Kelly River

Books: The Most Interactive Medium

Okay, I confess that’s something of a clickbait title. I don’t actually think books are the most interactive form of media out there, but I do think they rank much higher than most people assume.

I’ve always loved interactive media. TV, movies, and music are nice, but they rarely captivate my spirit the same way my two true loves do: books and games. There’s a commonality between rolling dice at a table, picking up a controller, or losing yourself in the pages of a book that scratches a particular itch I just don’t get elsewhere. There’s a kind of friction to it, a resistance, a need to put in some of your own energy rather than sitting back and passively absorbing the experience.

The interactivity in games is obvious. Whether it’s sports, tabletop, or video games, the experience won’t progress until you make yourself an active participant. Sometimes, it forcibly resists you, asking you to put in substantial effort if you want a satisfying resolution.

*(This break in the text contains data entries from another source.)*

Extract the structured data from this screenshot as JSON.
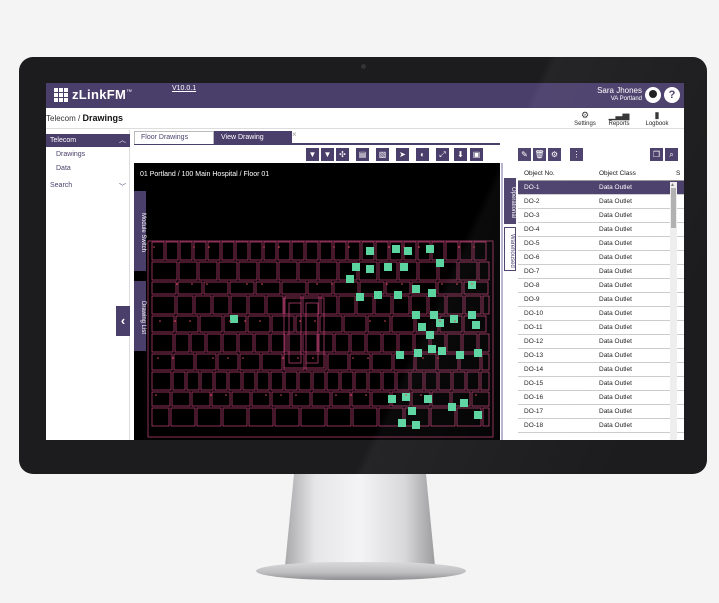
{
  "app": {
    "name": "zLinkFM",
    "trademark": "™",
    "version": "V10.0.1"
  },
  "user": {
    "name": "Sara Jhones",
    "location": "VA Portland",
    "help_glyph": "?"
  },
  "breadcrumb": {
    "parent": "Telecom",
    "separator": " / ",
    "current": "Drawings"
  },
  "toolbar": {
    "settings_label": "Settings",
    "reports_label": "Reports",
    "logbook_label": "Logbook"
  },
  "sidebar": {
    "section": "Telecom",
    "items": [
      {
        "label": "Drawings"
      },
      {
        "label": "Data"
      }
    ],
    "search_label": "Search"
  },
  "tabs": [
    {
      "label": "Floor Drawings"
    },
    {
      "label": "View Drawing"
    }
  ],
  "drawing": {
    "title": "01 Portland / 100 Main Hospital / Floor 01",
    "side_tab_1": "Module Switch",
    "side_tab_2": "Drawing List",
    "colors": {
      "background": "#000000",
      "walls": "#c8437a",
      "outlets": "#5bd4a0"
    }
  },
  "right_panel": {
    "vtab_operational": "Operational",
    "vtab_warehoused": "Warehoused",
    "columns": [
      "Object No.",
      "Object Class",
      "S"
    ],
    "rows": [
      {
        "no": "DO-1",
        "cls": "Data Outlet"
      },
      {
        "no": "DO-2",
        "cls": "Data Outlet"
      },
      {
        "no": "DO-3",
        "cls": "Data Outlet"
      },
      {
        "no": "DO-4",
        "cls": "Data Outlet"
      },
      {
        "no": "DO-5",
        "cls": "Data Outlet"
      },
      {
        "no": "DO-6",
        "cls": "Data Outlet"
      },
      {
        "no": "DO-7",
        "cls": "Data Outlet"
      },
      {
        "no": "DO-8",
        "cls": "Data Outlet"
      },
      {
        "no": "DO-9",
        "cls": "Data Outlet"
      },
      {
        "no": "DO-10",
        "cls": "Data Outlet"
      },
      {
        "no": "DO-11",
        "cls": "Data Outlet"
      },
      {
        "no": "DO-12",
        "cls": "Data Outlet"
      },
      {
        "no": "DO-13",
        "cls": "Data Outlet"
      },
      {
        "no": "DO-14",
        "cls": "Data Outlet"
      },
      {
        "no": "DO-15",
        "cls": "Data Outlet"
      },
      {
        "no": "DO-16",
        "cls": "Data Outlet"
      },
      {
        "no": "DO-17",
        "cls": "Data Outlet"
      },
      {
        "no": "DO-18",
        "cls": "Data Outlet"
      }
    ]
  },
  "theme": {
    "accent": "#4a3f6b"
  }
}
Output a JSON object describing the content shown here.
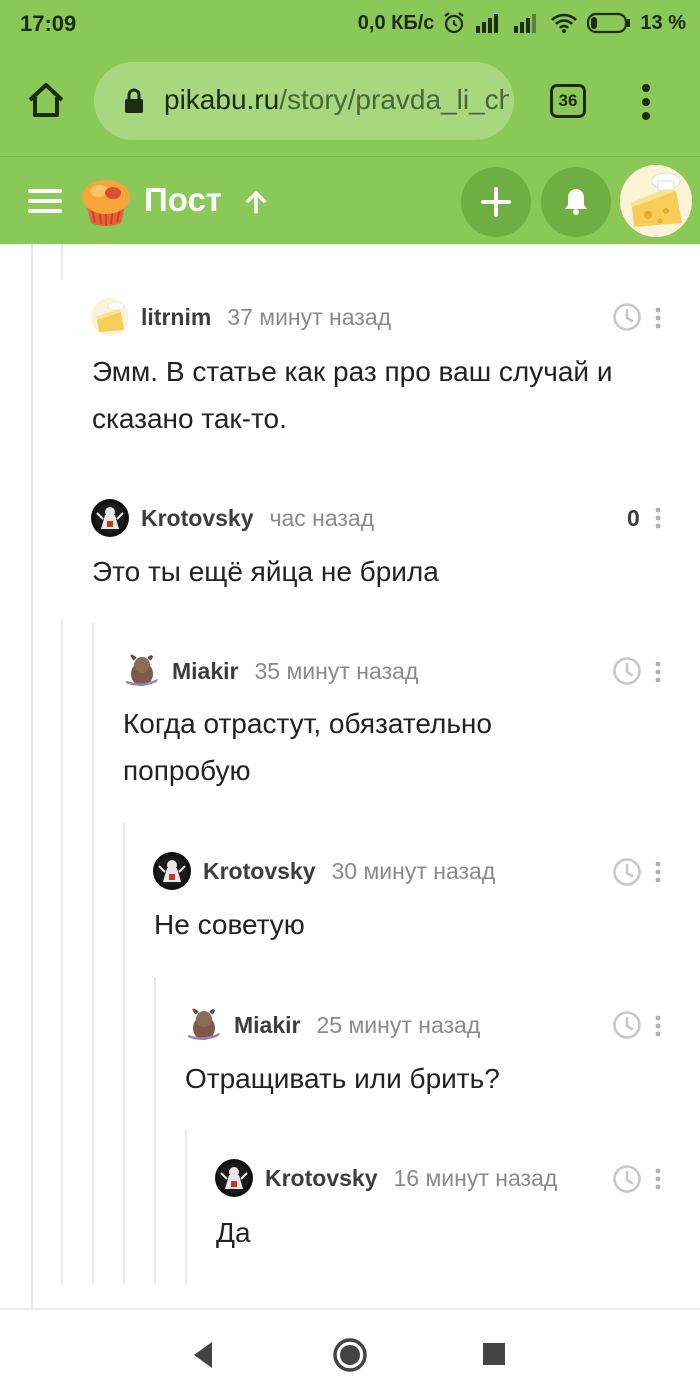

With books, it isn’t this straightforward. On the surface, they’re not so different from movies or TV, but unlike audiovisual media, the production isn’t finished just because the words are printed on a page. That’s only the blueprint. It’s the picture those words paint in your head that constitutes the finished story, and for that to happen, you have to do some of the legwork yourself. You might have a script to work from (perhaps a very detailed one), but at the end of the day, the reader is the one responsible for the casting, wardrobe, set dressing, direction, and maybe even the sound design if your brain wants to take it that far.

Not everyone lives and breathes the reading experience so vividly. Some barely even give the characters faces. They spare little mind to the scenery. They don’t imagine sounds, smells, or strains of music like you’d expect from an audiovisual production. Some people even suffer from aphantasia, the limitation (or, in the most severe cases, complete inability) to “see” images in their head.

But even for those of us who do the bare minimum to gussy up our mental image of a writer’s words, I’m willing to bet everyone’s made a decision at least once that leaves their own personal mark on a story. How many times have you read a book, made an assumption about a setting detail or a character’s appearance, then tripped up when the writer contradicts you later on? How many times has the character you gave black hair turned out to be a brunette? How many times has a road you pictured on the left side of a house ended up on the right? How many times have you imagined a character with a specific voice, only for them to say something that just sounds weird in that tone?

This is the true interactivity of books: the personal picture the reader creates for themselves. You’re coming up with this stuff on your own, tapping into your unique well of creativity, shaping the narrative with the details you’d want to see, not necessarily the ones the author envisioned.

When I was growing up in the 90s, I remember watching the TV adaptations of Bernard Cornwell’s Sharpe novels. The titular protagonist was played by Sean Bean, an illegally handsome man with fair hair and a Yorkshire accent. He became iconic in the role, so much so that Cornwell went on to incorporate elements of Bean’s performance into the character when he wrote subsequent novels.

A few years back, I read some of Cornwell’s early Sharpe novels during a historical fiction binge. It surprised me to discover that the man described in those books is decidedly not Sean Bean. The literary Sharpe is a scarred, dark-haired Londoner, routinely described as ageing and weathered; a stark contrast to the TV version. Despite the descriptions given in the books, I found myself mentally editing Sharpe’s canonical appearance, because the Sean Bean version was just too firmly etched into my mind’s eye.

I recast the main character based on the depiction I was familiar with.

I’m sure anyone who’s seen a lot of book adaptations has had a similar experience at one point or another. When I was at school, I had a teacher who refused to watch the Lord of the Rings movies because he didn’t want his mental image of the characters to be influenced by the new cast of actors.

This, to me, is one of the most interactive experiences you can have with a piece of fiction. You’re not sitting back and letting it wash over you. You’re not even pressing a button to advance the story or rolling a dice to determine an outcome. You’re creating the story in your mind, one that’s unique to you. The broad strokes might not change, but the details make it personal. It’s your story. Your own personal little version of Lord of the Rings that no one else will ever see.

I think there’s something beautifully ephemeral about that.